Горе-рекламщик обиделся и уволился, на его место я переманила из агентства Ниночку, на которую полагалась абсолютно, и с облегчением переложила на неё солидную порцию своих забот. Контролировала, конечно, как же без этого. И уму-разуму учила. А что, повезло ведь девчонке, что рядом с ней такая женщина, как я: волевая, сильная, одним слово – бизнес-вумен. Если бы в мои юные годы у меня была такая наставница, я бы не наделала тех глупостей, что наделала. И тут вам – здрасти-пожалуйста, Ниночка спуталась с Бубенко и задурила. Делает всё кое-как, в ответ на мои замечания смотрит наглыми прозрачными глазами…
Так она смотрела до августа. А в августе, вернувшись из двухнедельной командировки в Ярославль, где в новом торговом центре открывался наш восемнадцатый филиал и требовалось лично проследить за открытием, я обнаружила на Ниночкином столе журнал с нашей рекламой. На самом деле, я даже не сразу поняла, что реклама наша, зацепилась вниманием лишь за знакомый логотип фирмы. Журнал был незнакомым. Реклама – тоже. Начиная с мая, мы давали такую картинку: солнечно-жёлтый диван с голубыми спинкой и подлокотниками стоит на зелёной травке. Над диваном вьются бабочки и слоган «Купи кусочек лета». На этой же фотографии летом и не пахло. Чёрный фон, в середине переходящий в оранжевый, на оранжевом фоне – чёрное кожаное кресло. В кресле валяется девица, задравшая на его спинку умопомрачительно длинные стройные ноги. И надпись: «Возьми меня».

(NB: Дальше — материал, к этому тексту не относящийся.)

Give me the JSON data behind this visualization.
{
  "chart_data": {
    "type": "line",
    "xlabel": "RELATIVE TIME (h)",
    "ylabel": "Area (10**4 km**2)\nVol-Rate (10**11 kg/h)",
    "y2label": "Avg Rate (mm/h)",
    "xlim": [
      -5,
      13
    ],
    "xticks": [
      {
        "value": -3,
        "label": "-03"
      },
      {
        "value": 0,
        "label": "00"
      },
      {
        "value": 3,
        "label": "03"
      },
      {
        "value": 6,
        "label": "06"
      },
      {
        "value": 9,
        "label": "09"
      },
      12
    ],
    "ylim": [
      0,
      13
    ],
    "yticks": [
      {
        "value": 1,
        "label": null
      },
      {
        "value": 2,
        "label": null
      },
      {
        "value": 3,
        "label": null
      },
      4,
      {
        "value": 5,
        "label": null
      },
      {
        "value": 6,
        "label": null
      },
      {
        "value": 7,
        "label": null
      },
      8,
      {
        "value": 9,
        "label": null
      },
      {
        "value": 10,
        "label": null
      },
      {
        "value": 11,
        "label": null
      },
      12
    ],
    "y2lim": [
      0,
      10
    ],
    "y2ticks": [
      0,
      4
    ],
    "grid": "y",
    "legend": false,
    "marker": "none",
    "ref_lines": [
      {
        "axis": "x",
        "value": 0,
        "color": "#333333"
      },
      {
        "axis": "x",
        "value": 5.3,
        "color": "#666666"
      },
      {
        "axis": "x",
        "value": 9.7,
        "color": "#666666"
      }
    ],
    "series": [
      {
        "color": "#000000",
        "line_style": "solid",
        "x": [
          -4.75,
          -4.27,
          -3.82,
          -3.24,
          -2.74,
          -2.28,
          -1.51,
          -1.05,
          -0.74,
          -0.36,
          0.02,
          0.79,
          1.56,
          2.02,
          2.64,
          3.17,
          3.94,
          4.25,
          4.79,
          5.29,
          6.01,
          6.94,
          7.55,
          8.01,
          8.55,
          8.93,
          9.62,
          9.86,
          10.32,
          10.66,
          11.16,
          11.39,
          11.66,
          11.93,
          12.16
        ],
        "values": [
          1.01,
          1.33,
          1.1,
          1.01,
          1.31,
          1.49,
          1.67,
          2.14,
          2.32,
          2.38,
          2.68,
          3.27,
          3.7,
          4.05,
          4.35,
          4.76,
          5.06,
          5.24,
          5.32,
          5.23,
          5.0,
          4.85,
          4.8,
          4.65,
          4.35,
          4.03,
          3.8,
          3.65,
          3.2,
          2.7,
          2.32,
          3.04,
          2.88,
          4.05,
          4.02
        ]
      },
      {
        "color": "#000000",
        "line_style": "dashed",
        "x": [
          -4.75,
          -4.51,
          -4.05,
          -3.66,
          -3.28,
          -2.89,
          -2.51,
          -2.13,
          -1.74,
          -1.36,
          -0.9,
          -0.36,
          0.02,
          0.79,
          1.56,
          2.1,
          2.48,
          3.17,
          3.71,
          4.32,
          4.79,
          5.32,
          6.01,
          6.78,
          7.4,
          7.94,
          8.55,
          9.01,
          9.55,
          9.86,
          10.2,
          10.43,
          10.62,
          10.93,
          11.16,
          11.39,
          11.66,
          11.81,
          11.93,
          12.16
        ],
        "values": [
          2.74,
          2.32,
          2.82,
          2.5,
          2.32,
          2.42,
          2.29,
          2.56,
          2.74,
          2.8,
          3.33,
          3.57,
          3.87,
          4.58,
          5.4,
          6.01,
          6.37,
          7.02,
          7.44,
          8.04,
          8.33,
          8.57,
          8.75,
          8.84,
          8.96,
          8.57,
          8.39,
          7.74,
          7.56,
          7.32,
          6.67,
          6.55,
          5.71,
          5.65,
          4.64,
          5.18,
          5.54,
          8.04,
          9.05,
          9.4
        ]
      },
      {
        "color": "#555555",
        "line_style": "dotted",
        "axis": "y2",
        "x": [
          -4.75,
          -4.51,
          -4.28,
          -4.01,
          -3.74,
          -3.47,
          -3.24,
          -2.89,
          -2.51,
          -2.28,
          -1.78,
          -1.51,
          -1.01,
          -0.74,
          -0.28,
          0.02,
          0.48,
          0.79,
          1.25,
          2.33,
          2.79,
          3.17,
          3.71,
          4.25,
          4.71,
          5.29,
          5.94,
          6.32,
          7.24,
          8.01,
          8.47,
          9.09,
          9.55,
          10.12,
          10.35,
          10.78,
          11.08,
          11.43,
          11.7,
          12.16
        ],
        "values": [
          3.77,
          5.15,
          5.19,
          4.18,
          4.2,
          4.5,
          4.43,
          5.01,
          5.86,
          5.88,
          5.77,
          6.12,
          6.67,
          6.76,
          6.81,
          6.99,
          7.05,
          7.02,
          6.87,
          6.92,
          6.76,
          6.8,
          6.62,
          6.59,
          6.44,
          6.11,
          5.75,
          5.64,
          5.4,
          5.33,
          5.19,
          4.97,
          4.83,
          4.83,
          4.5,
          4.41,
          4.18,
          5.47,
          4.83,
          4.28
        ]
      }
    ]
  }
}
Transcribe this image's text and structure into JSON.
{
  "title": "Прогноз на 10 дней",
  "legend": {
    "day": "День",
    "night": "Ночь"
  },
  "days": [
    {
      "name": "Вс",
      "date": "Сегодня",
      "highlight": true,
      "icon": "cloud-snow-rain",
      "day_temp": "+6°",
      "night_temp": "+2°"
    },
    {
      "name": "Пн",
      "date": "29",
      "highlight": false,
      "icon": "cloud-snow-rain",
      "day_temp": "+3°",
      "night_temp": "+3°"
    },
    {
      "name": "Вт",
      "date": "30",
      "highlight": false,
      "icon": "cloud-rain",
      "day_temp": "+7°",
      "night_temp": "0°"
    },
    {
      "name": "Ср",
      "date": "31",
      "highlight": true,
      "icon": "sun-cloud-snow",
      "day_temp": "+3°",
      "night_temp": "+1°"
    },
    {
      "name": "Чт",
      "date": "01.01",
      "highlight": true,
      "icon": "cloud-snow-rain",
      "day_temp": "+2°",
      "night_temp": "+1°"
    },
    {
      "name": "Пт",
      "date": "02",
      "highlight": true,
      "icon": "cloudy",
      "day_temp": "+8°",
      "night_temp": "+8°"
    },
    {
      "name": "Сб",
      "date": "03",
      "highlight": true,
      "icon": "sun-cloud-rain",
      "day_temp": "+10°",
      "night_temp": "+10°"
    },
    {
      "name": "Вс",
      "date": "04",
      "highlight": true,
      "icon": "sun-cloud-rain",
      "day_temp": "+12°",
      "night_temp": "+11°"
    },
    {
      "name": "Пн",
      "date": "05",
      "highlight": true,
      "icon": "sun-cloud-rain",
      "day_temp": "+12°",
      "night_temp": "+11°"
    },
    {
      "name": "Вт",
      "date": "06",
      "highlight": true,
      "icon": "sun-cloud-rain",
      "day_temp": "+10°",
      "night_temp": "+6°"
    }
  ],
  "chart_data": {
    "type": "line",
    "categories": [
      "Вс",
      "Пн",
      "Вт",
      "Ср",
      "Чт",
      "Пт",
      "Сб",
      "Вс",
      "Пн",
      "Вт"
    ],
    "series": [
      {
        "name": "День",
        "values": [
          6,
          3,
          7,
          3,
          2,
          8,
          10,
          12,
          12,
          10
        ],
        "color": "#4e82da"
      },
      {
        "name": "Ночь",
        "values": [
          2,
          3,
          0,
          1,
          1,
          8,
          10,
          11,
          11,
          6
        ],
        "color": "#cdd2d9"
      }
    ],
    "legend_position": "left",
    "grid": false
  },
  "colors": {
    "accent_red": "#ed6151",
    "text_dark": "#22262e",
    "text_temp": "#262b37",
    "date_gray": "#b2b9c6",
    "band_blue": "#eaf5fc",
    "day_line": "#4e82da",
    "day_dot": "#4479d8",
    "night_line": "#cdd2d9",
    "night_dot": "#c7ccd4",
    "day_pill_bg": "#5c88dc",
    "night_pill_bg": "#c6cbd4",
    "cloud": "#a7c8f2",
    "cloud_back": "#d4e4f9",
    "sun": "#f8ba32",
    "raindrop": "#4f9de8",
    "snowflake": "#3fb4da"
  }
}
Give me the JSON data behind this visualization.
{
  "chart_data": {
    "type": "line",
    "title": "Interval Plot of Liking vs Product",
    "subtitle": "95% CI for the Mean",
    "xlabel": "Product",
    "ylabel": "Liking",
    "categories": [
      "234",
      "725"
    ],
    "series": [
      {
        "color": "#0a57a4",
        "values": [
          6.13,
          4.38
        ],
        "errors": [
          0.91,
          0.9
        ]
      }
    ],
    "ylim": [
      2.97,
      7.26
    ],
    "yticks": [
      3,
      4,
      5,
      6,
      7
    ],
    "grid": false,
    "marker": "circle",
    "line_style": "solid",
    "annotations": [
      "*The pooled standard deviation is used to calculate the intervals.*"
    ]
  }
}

Я оторопела. Что это за призывы?
– Нина, что это? – спросила я, когда Ниночка вошла в кабинет.
– Реклама, – независимо пожала та плечами и осталась стоять в дверях.
– Откуда? Кто утвердил эту пошлость?
– Дмитрий Владимирович… То есть, мы втроём, вместе с Сергеем Михайловичем! И это не пошлость! Это работа на мужскую аудиторию! Мы почти не учитываем этот сегмент покупателей в своих программах продвижения.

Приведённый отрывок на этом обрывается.